We found that the recovery time in the remimazolam group was (10.7 ± 3.8) min and that in the propofol group was (9.2 ± 3.3) min. The average recovery time of the remimazolam group was 90 s longer than the other group, but this difference was of no clinical significance. Our results are consistent with those reported by Doi et al.33, Liu et al.34, and Zhang et al.30. Pharmacokinetically, remimazolam is hydrolyzed by non-specific cholinesterase in plasma and is not metabolized in liver or kidney. Therefore, it is superior to propofol when used in patients with liver and kidney dysfunction.
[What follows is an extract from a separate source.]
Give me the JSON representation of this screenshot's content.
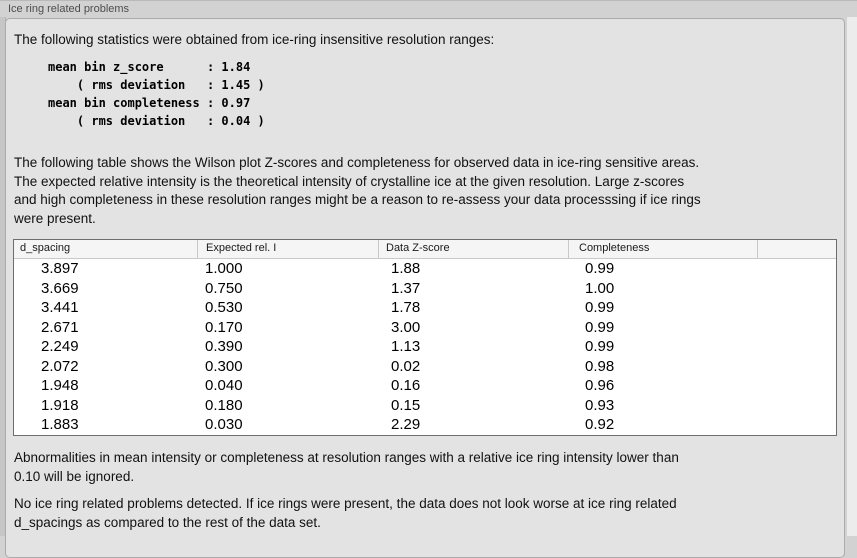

As a benzodiazepine sedative, the sedative effects of remimazolam can be quickly and completely reversed by flumazenil, with short and completely controllable recovery times7,35. Thus, the combination of the two agents may be an effective regimen to precisely control the level of anesthesia.

There are four limitations of this study. (1) The sample size of the first step is small, and a larger-scale study is needed to confirm the effective doses of remimazolam and propofol. (2) This study did not include elderly patients with ASA grade III or above. (3) This study did not use flumazenil to antagonize remimazolam, not reflecting the pharmacological advantage of remimazolam’s controllable sedation. (4) The results of the study have some limitations due to racial differences and exclusion criteria.

Conclusion

In summary, the ED95 of 0.1 µg/kg sufentanil combined with remimazolam or propofol in inhibiting responses during gastroscopy among the elderly were 0.163 mg/kg (95% CI 0.160–0.170 mg/kg) and 1.042 mg/kg (95% CI 1.007–1.112 mg/kg), respectively. Moreover, when 0.170 mg/kg remimazolam and 1.112 mg/kg propofol were administered, there was no significant difference in the anesthetic effective rate between the two groups in inhibiting body movement response during gastroscopy in elderly patients. However, remimazolam enabled stabler circulatory function and fewer adverse events. Therefore, it is more beneficial than propofol when applied in gastroscopy among the elderly.